Relating to the Flowers For Africa project and your artistic practice, do you feel that there is a weight that comes with attempting to pay homage to African independence movements? Similarly do you think that there is a weight affixed to labelling artists as “African artists”, or does it all come together in a whole identity of “being African” or pan-Africanism, which simultaneously has its nuances and differences?
I don’t feel the weight of representing independence movements. I try to be as transparent as I can in my position. It doesn’t try to be either authoritative or exhaustive, it’s really an interpretive stance which I assume.

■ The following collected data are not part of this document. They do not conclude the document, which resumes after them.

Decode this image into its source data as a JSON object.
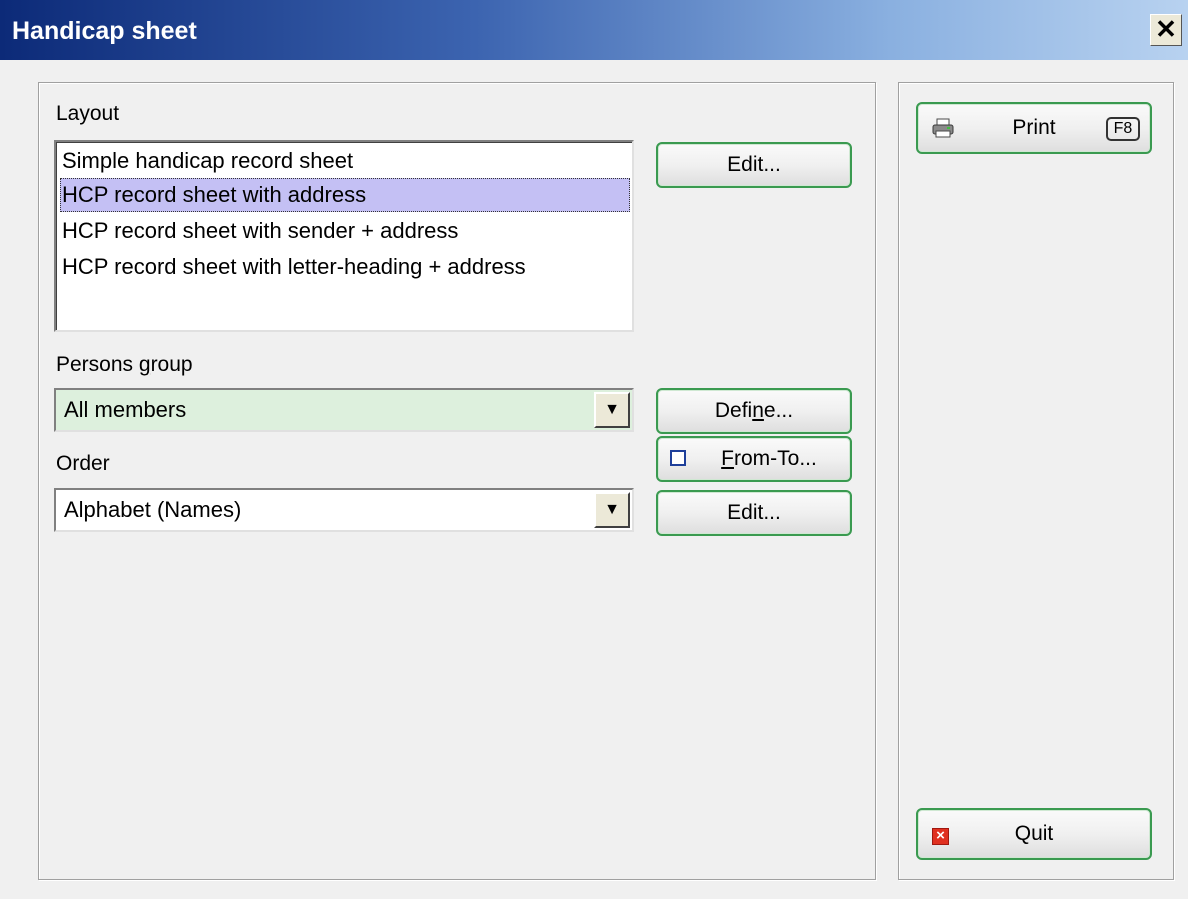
{
  "window": {
    "title": "Handicap sheet",
    "close_glyph": "✕"
  },
  "layout": {
    "label": "Layout",
    "items": [
      {
        "label": "Simple handicap record sheet",
        "selected": false
      },
      {
        "label": "HCP record sheet with address",
        "selected": true
      },
      {
        "label": "HCP record sheet with sender + address",
        "selected": false
      },
      {
        "label": "HCP record sheet with letter-heading + address",
        "selected": false
      }
    ],
    "edit_label": "Edit..."
  },
  "persons_group": {
    "label_pre": "Persons ",
    "label_accel": "g",
    "label_post": "roup",
    "value": "All members",
    "define_pre": "Defi",
    "define_accel": "n",
    "define_post": "e...",
    "from_to_accel": "F",
    "from_to_post": "rom-To..."
  },
  "order": {
    "label": "Order",
    "value": "Alphabet (Names)",
    "edit_label": "Edit..."
  },
  "actions": {
    "print_label": "Print",
    "print_shortcut": "F8",
    "quit_label": "Quit"
  },
  "colors": {
    "selection": "#c4c0f4",
    "combo_highlight": "#ddf0dd",
    "button_border": "#3a9a50"
  },
  "icons": {
    "arrow": "▼"
  }
}
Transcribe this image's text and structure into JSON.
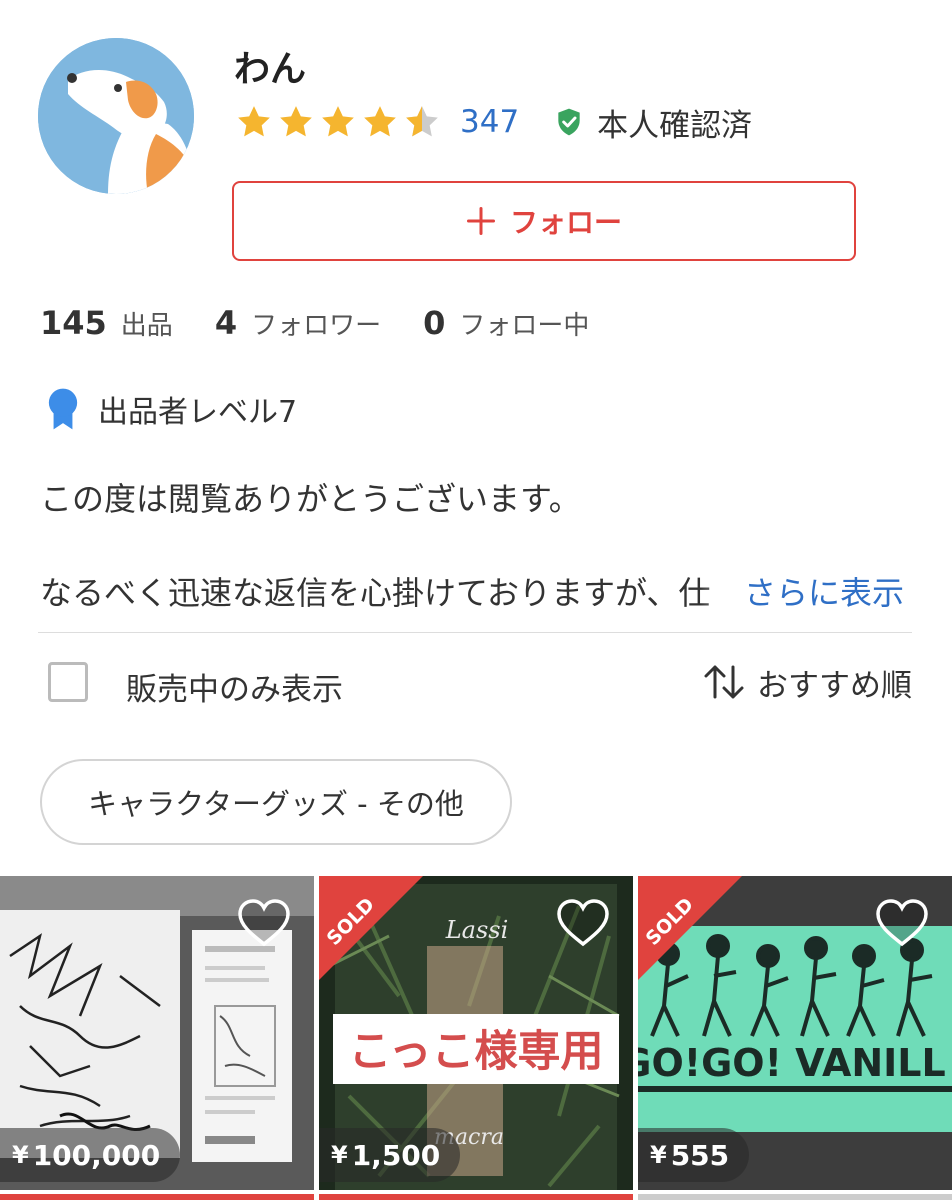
{
  "profile": {
    "username": "わん",
    "avatar_icon": "dog-avatar",
    "rating": 4.5,
    "rating_max": 5,
    "review_count": "347",
    "verified_label": "本人確認済",
    "verified_icon": "shield-check-icon",
    "follow_label": "フォロー",
    "follow_icon": "plus-icon"
  },
  "stats": [
    {
      "value": "145",
      "label": "出品"
    },
    {
      "value": "4",
      "label": "フォロワー"
    },
    {
      "value": "0",
      "label": "フォロー中"
    }
  ],
  "seller_level": {
    "icon": "badge-icon",
    "label": "出品者レベル7"
  },
  "bio": {
    "line1": "この度は閲覧ありがとうございます。",
    "line2": "なるべく迅速な返信を心掛けておりますが、仕",
    "show_more": "さらに表示"
  },
  "filter": {
    "label": "販売中のみ表示",
    "checked": false
  },
  "sort": {
    "icon": "sort-arrows-icon",
    "label": "おすすめ順"
  },
  "category_chip": "キャラクターグッズ - その他",
  "items": [
    {
      "currency": "¥",
      "price": "100,000",
      "sold": false
    },
    {
      "currency": "¥",
      "price": "1,500",
      "sold": true,
      "sold_label": "SOLD",
      "image_text_top": "Lassi",
      "image_overlay": "こっこ様専用",
      "image_text_bottom": "macra"
    },
    {
      "currency": "¥",
      "price": "555",
      "sold": true,
      "sold_label": "SOLD",
      "image_text": "GO!GO! VANILL"
    }
  ],
  "colors": {
    "accent_red": "#e0433e",
    "link_blue": "#2f6fc6",
    "star_gold": "#f5b52f",
    "verified_green": "#3aa45f",
    "badge_blue": "#3d8de8"
  }
}
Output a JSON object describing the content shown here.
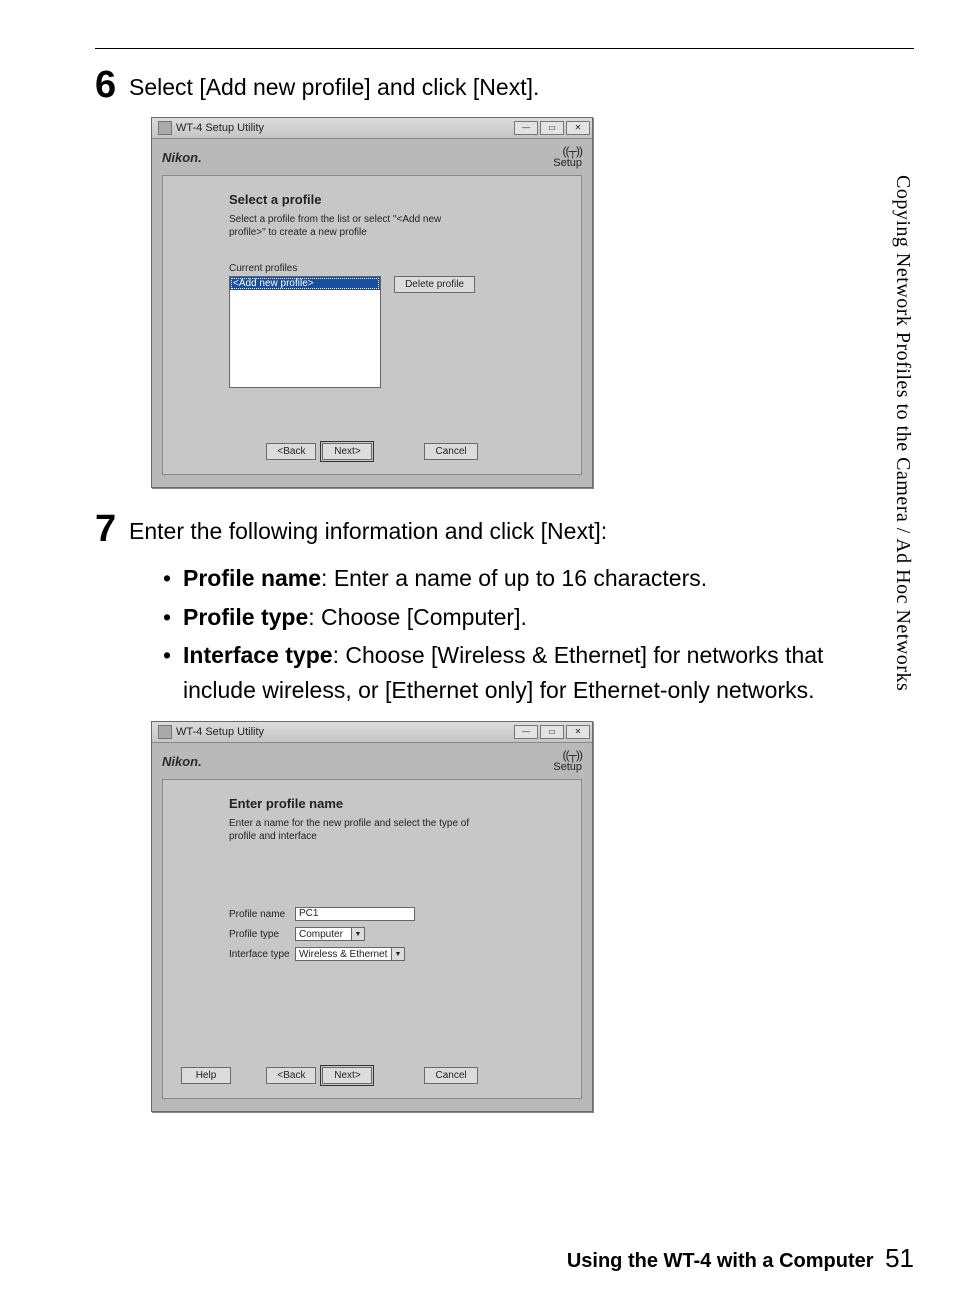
{
  "sideLabel": "Copying Network Profiles to the Camera / Ad Hoc Networks",
  "step6": {
    "num": "6",
    "text": "Select [Add new profile] and click [Next]."
  },
  "step7": {
    "num": "7",
    "text": "Enter the following information and click [Next]:",
    "bullets": {
      "b1_label": "Profile name",
      "b1_text": ": Enter a name of up to 16 characters.",
      "b2_label": "Profile type",
      "b2_text": ": Choose [Computer].",
      "b3_label": "Interface type",
      "b3_text": ": Choose [Wireless & Ethernet] for networks that include wireless, or [Ethernet only] for Ethernet-only networks."
    }
  },
  "dialog1": {
    "title": "WT-4 Setup Utility",
    "brand": "Nikon.",
    "setupLabel": "Setup",
    "heading": "Select a profile",
    "desc": "Select a profile from the list or select \"<Add new profile>\" to create a new profile",
    "currentProfilesLabel": "Current profiles",
    "listSelected": "<Add new profile>",
    "deleteBtn": "Delete profile",
    "back": "<Back",
    "next": "Next>",
    "cancel": "Cancel"
  },
  "dialog2": {
    "title": "WT-4 Setup Utility",
    "brand": "Nikon.",
    "setupLabel": "Setup",
    "heading": "Enter profile name",
    "desc": "Enter a name for the new profile and select the type of profile and interface",
    "profileNameLabel": "Profile name",
    "profileNameValue": "PC1",
    "profileTypeLabel": "Profile type",
    "profileTypeValue": "Computer",
    "interfaceTypeLabel": "Interface type",
    "interfaceTypeValue": "Wireless & Ethernet",
    "help": "Help",
    "back": "<Back",
    "next": "Next>",
    "cancel": "Cancel"
  },
  "footer": {
    "text": "Using the WT-4 with a Computer",
    "page": "51"
  }
}
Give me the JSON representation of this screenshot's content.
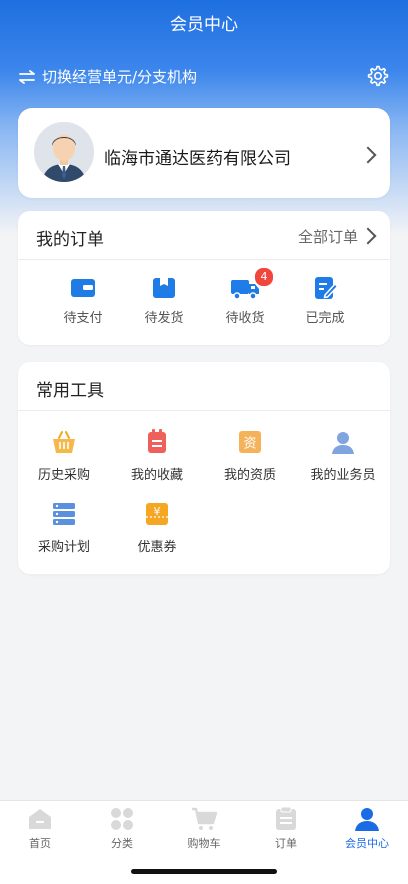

I also try to be honest with my research and the whole process of finding a document, looking at that document and interpreting it. There’s a human aspect to it, which I try to be honest about, that it could be flawed in its interpretation as well. That is important for me in my work, in negotiating reproduction. Something is reproduced conceptually and each time it is reproduced once it’s faded away. If somebody would like to continue reactivating the flower arrangements, different people will interpret them at different times and there’ll be slight differences. I therefore don’t see my work as a reproduction, but as an interpretation.
The weight you speak of, I don’t feel it, because I don’t at any point think my work is exhaustive, authoritative or is a reference per se. It is a political gesture in some way, one that is very personal. It is also about all these micro-gestures, so it’s not one which I can vindicate as an activist gesture or that I pretend it to be. I think it would be quite pretentious to think it so. But you have to be a bit more lucid in one’s position.
What I’m trying to do is to acquaint myself with these various historic times, and questions, and more generally an interest I have in power dynamics. With this project I have chosen to look from the African continent at these global questions of power dynamics. This project is a way for me to acquaint myself with different archives, consulting documents and simply pondering on those moments. In this process, this was the most natural gesture which emerged.
In terms of the “the African artist”, it’s something I’m not too concerned with. I am quite sceptical of most labels for the simple fact that they simplify. There are labels some people want to grab onto; perhaps other people find it important to re-vindicate the label. The important thing is who is labelling who and to what end? If one speaks for themselves they affirm an identity, but if this naming comes from elsewhere it should be questioned.